Offrir une bouteille vide, c’est bien, mais une bouteille pleine, ce serait mieux. Je suis invité par un proche de l’ambassadeur au restaurant les Délices d’Aphrodite, bistrot de spécialités chypriotes. La formule « méga Pikilia » consiste en des assiettes de quatre entrées froides et six entrées chaudes en petites portions. C’est très simple et fort goûteux. Mon hôte m’explique l’origine traditionnelle et souvent paysanne de chaque partie de plat. Nous buvons un Zambartas Maratheftiko 2008, vin rouge du cépage maratheftiko, lui aussi simple et fort goûteux avec des notes de griottes et de violette. Il titre 13,5° et a été élevé en fût de chêne. C’est un plaisir de bon aloi. Le restaurant est simple mais prisé par des habitués du cinquième arrondissement, dont un ami expert en vins devenu négociant que je retrouve par hasard en ce lieu. Nous échafaudons des hypothèses pour mettre en valeur un de mes vins auprès de chypriotes qui auraient l’émotion de boire un vin de leur île de près de 170 ans, lorsque Chypre faisait partie de l’Empire Ottoman, plus de trente ans avant la tutelle britannique.

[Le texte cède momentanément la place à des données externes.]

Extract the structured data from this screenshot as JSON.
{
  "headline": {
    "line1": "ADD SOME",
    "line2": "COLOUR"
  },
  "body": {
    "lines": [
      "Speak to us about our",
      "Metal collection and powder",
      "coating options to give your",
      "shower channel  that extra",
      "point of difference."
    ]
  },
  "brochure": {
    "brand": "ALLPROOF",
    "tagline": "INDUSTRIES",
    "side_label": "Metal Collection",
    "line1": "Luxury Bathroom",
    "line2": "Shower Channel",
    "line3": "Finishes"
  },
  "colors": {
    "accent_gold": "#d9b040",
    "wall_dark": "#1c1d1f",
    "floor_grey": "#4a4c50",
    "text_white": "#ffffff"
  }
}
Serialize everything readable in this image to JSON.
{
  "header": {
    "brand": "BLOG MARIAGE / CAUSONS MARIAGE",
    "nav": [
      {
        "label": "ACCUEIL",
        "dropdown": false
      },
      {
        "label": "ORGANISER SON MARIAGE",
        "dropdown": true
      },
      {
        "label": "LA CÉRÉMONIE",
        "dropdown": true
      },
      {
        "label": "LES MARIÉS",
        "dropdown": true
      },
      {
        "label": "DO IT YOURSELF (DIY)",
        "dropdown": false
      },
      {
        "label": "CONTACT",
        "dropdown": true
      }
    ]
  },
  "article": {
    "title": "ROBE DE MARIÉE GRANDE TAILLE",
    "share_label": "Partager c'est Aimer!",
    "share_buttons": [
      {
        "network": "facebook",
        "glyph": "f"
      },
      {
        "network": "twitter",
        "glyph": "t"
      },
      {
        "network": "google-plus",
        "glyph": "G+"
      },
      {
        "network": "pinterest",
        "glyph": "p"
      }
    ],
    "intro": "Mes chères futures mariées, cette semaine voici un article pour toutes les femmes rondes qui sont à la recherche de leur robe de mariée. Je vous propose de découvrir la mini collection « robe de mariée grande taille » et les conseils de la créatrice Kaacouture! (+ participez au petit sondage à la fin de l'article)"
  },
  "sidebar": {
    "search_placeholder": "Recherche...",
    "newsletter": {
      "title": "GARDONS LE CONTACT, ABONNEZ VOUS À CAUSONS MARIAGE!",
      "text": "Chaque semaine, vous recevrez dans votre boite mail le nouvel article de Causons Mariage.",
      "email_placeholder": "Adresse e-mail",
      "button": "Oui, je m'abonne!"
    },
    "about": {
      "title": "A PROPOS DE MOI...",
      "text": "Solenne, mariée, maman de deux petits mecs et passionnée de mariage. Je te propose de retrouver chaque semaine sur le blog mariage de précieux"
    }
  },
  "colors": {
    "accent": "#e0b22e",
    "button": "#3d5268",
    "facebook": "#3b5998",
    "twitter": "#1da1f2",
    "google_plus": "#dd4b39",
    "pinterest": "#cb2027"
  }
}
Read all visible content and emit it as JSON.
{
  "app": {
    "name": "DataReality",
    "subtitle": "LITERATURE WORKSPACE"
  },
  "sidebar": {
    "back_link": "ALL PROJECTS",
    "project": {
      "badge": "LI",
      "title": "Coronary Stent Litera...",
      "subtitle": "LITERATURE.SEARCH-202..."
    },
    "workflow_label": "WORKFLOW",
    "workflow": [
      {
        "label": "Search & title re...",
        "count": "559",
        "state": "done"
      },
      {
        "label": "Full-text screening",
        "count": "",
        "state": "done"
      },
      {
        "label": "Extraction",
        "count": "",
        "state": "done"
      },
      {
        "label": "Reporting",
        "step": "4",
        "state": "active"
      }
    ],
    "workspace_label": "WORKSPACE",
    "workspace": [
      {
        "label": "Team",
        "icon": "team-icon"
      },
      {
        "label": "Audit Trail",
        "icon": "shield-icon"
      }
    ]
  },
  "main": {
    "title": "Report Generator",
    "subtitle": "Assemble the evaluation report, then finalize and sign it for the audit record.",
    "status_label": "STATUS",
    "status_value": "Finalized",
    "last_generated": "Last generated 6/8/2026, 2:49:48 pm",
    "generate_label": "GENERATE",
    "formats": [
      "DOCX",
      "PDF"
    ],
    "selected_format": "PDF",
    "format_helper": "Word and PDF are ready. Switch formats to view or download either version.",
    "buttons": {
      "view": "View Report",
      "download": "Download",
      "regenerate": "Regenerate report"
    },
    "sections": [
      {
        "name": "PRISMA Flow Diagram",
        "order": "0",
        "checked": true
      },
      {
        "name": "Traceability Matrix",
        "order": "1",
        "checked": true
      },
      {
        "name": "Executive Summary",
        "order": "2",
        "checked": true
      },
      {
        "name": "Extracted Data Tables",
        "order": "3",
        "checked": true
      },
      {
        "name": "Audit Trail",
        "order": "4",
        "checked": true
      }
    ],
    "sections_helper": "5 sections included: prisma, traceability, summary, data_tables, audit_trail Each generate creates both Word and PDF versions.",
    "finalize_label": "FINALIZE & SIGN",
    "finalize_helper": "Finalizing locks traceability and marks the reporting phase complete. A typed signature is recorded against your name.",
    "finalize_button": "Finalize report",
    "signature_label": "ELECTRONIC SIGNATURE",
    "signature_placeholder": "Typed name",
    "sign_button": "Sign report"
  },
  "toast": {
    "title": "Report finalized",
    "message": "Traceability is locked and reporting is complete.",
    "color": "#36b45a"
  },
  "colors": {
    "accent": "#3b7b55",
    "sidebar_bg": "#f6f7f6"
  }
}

A suivre !

L’Arpège du 18 juin – icônes et surprises mardi, 19 juin 2012

En ce jour, pensant à Charles de Gaulle, j’ai envie d’intituler ce compte-rendu : « l’Arpège du 18 juin« . Nous sommes huit pour un repas d’amis à apports partagés. Cinq sur huit étaient du dîner mémorable chez Michel Rostang illuminé par un Hermitage La Chapelle 1961 éblouissant.

Notre groupe est cosmopolite : Patrick est irlandais et travaille dans le commerce du vin, Amin possède à Madagascar des fermes aquacoles, Iqbal est un avocat mauricien, Freddy est restaurateur aux tendances vietnamiennes, Eric est un trader qui gère son patrimoine, Frédéric est aussi dans le commerce du vin. Jean-Pierre et moi sommes retraités. L’ambiance est joyeuse, amicale, souriante et partageuse.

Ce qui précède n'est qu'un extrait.